A former cabinet minister and human rights advocate, an aid worker overseeing the response to an unprecedented refugee crisis, and a poet-rapper using his words to combat intolerance, are the CASS alumni honoured at the 2018 ANU Alumni Awards.
Susan Ryan AO, who completed a Master of Arts in 1974 at ANU, was named the University’s Alumna of the Year, recognising her tireless work against discrimination, and advocacy for human rights.
Ms Ryan served as Australia’s first Age Discrimination Commissioner, and was appointed Disability Discrimination Commissioner in 2014. She was a founding member of Women’s electoral lobby and among the first elected to the newly formed ACT Legislative Assembly in 1974.
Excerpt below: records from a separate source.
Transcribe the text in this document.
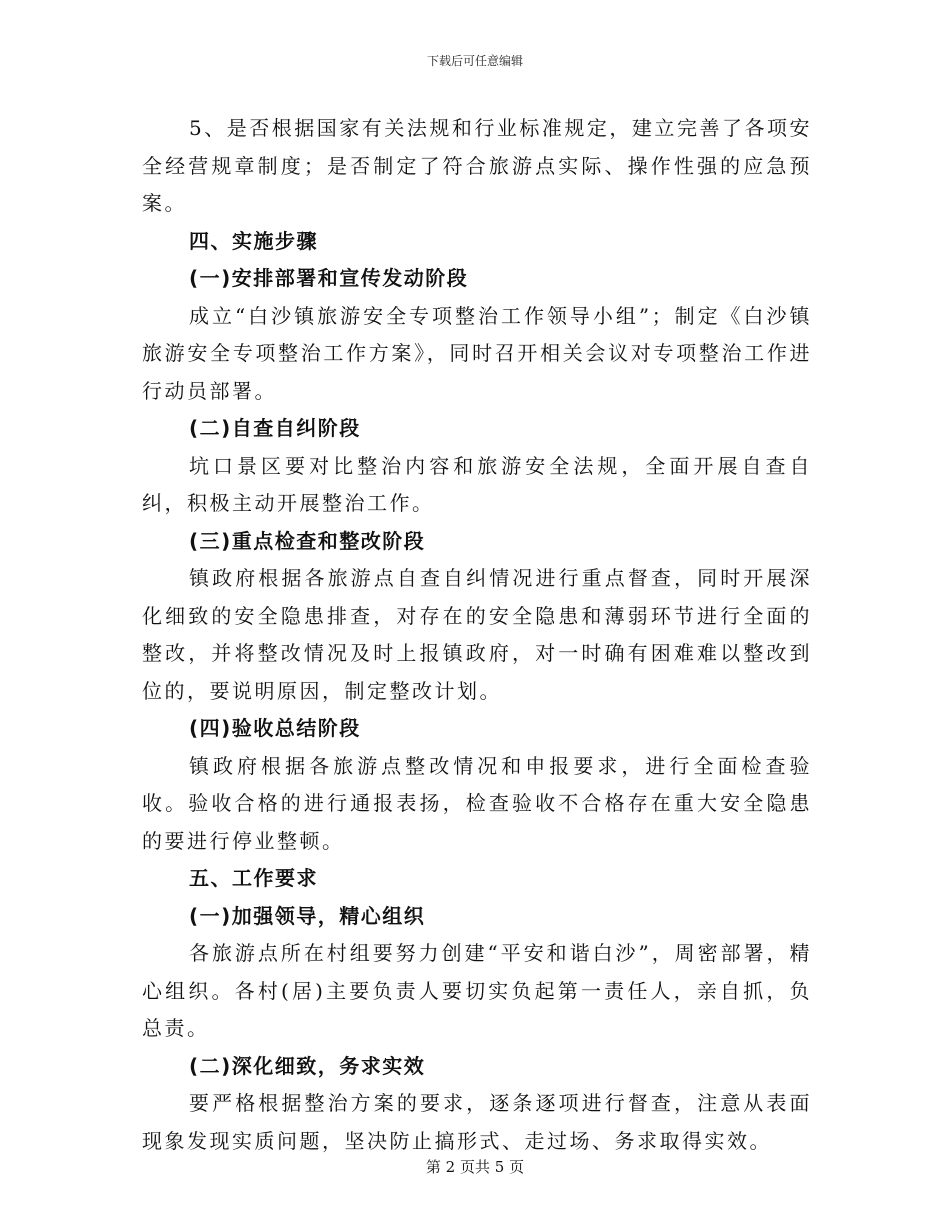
下载后可任意编辑

5、是否根据国家有关法规和行业标准规定，建立完善了各项安全经营规章制度；是否制定了符合旅游点实际、操作性强的应急预案。

四、实施步骤

(一)安排部署和宣传发动阶段

成立“白沙镇旅游安全专项整治工作领导小组”；制定《白沙镇旅游安全专项整治工作方案》，同时召开相关会议对专项整治工作进行动员部署。

(二)自查自纠阶段

坑口景区要对比整治内容和旅游安全法规，全面开展自查自纠，积极主动开展整治工作。

(三)重点检查和整改阶段

镇政府根据各旅游点自查自纠情况进行重点督查，同时开展深化细致的安全隐患排查，对存在的安全隐患和薄弱环节进行全面的整改，并将整改情况及时上报镇政府，对一时确有困难难以整改到位的，要说明原因，制定整改计划。

(四)验收总结阶段

镇政府根据各旅游点整改情况和申报要求，进行全面检查验收。验收合格的进行通报表扬，检查验收不合格存在重大安全隐患的要进行停业整顿。

五、工作要求

(一)加强领导，精心组织

各旅游点所在村组要努力创建“平安和谐白沙”，周密部署，精心组织。各村(居)主要负责人要切实负起第一责任人，亲自抓，负总责。

(二)深化细致，务求实效

要严格根据整治方案的要求，逐条逐项进行督查，注意从表面现象发现实质问题，坚决防止搞形式、走过场、务求取得实效。

第 2 页共 5 页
Vice-Chancellor Professor Brian Schmidt AC said Ms Ryan had changed the lives of Australian women forever by introducing equal opportunity and affirmative action laws into Australia.
Professor Schmidt described Ms Ryan as “a formidable force in Australian society for decades and she remains a powerful role model for women everywhere.”
Andrew Harper AM (pictured), who completed a Bachelor of Arts in 1987, was named International Alumnus of the Year. Serving as Director of Programs for the UN Refugee Agency (UNHCR) in Geneva, Andrew oversees the provision of relief to refugees, at a time of unprecedented hardship and displacement. Over 17 million refugees are within the responsibility of the UNHCR.
In a career that began at the Australian Embassy in Turkey, confronting the refugee aftermath of the First Gulf War, Andrew has since spent two decades working to help those affected by the disasters born of nature and humanity. His work has taking him to the frontlines of the 2004 Tsunami, and to Jordan overseeing the establishment of refugee camps that now house more than 130,000 displaced by conflict in Syria.
Omar Musa, who completed a Bachelor of Arts (Honours) in 2006, was honoured as Young Alumnus of the Year. A Malaysian-Australian author, rapper and poet from Queanbeyan, and the son of two ANU alumni, his three books of poems and four hip-hop albums address the ways racist and misogynistic language impacts marginalised communities.
A mentor to young men, Omar uses his work to help them find a voice and change the way they express themselves. He is a winner of the Australian and Indian Ocean Poetry Slams. His debut novel, ‘Here Come the Dogs’ was published by Penguin Australia in 2014. In 2015 he was named one of the Sydney Morning Herald’s Young Novelists of the Year.
The College congratulates all those honoured at this year’s awards.